Traffic related emissions contribute immensely to ambient air pollution in urban areas. Studies have shown that a significant proportion of the population are occupationally exposed to air pollutants and among these urban dwellers, traffic wardens have been reported to be at a higher risk of respiratory impairment. Although, various studies have been carried out on the assessment of the respiratory conditions of traffic wardens in developed countries, such studies are lacking in this part of the globe. We assessed the respiratory conditions experienced by Traffic wardens in two selected Local Government Areas in Ibadan. A comparative cross-sectional study was carried out involving 122 Traffic wardens and 125 regular Policemen. Ibadan North and Northeast Local Government Areas were purposely selected based on their high traffic density while information on their Socio-demographic characteristics, occupational history, perception of air quality and the respiratory problems they experienced were obtained using an interviewer-administered questionnaire.
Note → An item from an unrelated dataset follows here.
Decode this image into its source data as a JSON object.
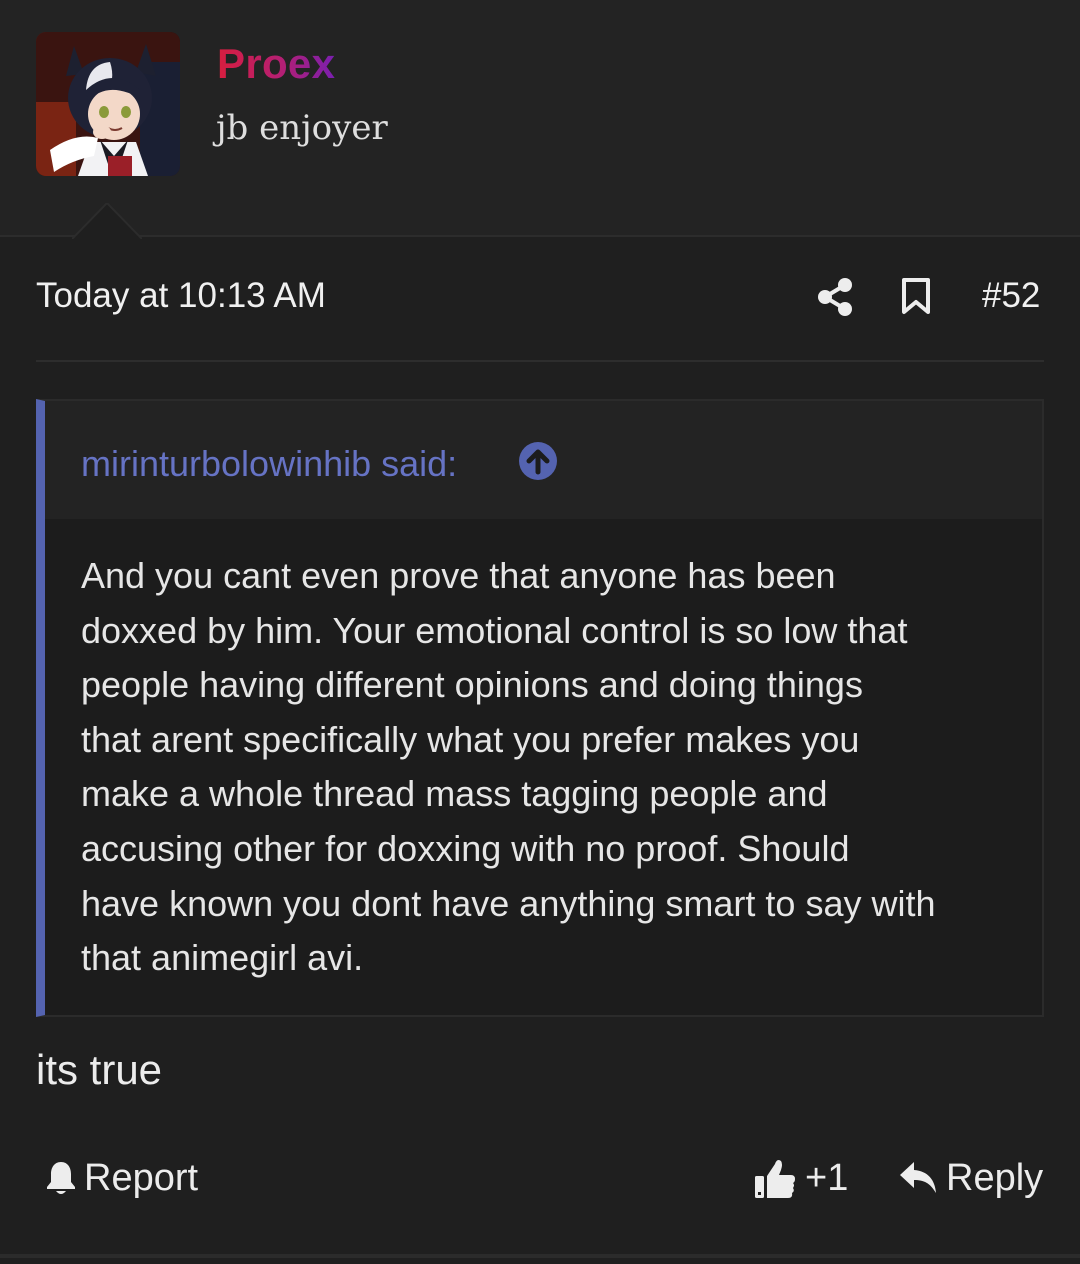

Data were analyzed using descriptive statistics and chi-square statistic at 5% level of significance. The mean age of traffic wardens and regular policemen were 37.7 ± 9.3 years and 37.0 ± 7.7 years respectively. Majority of the traffic wardens (84%) had a positive perception of air quality while 31.1% had a negative perception. On the other hand, a higher proportion of the regular policemen had a positive perception while only 22.4% had a negative perception. Majority (99.2%) of traffic wardens do not use personal protective device while on duty. Among the Traffic wardens, 59 (48.4%) had cough, 81 (66.4%) had breathing difficulty, 88 (72.1%) suffered from chest pains while 74 (60.7%) and 84 (68.9) suffered from catarrh and sore throat respectively. On the other hand, the proportion of Regular policemen that suffered from cough, breathing difficulty, chest pains, sore throat and catarrh were 22 (7.6%), 8 (6.4%), (5.6%), 18 (14.4%) and 52 (41.7%) respectively. Traffic wardens are highly vulnerable to respiratory impairment due their exposure to vehicular exhaust. There is need to introduce and enforce safety measures such as the wearing of nose masks and an increase in the number of shifts at work to ameliorate the problem. Key Words: Respiratory conditions, Traffic wardens, Urban communities, Regular policemen, Ibadan.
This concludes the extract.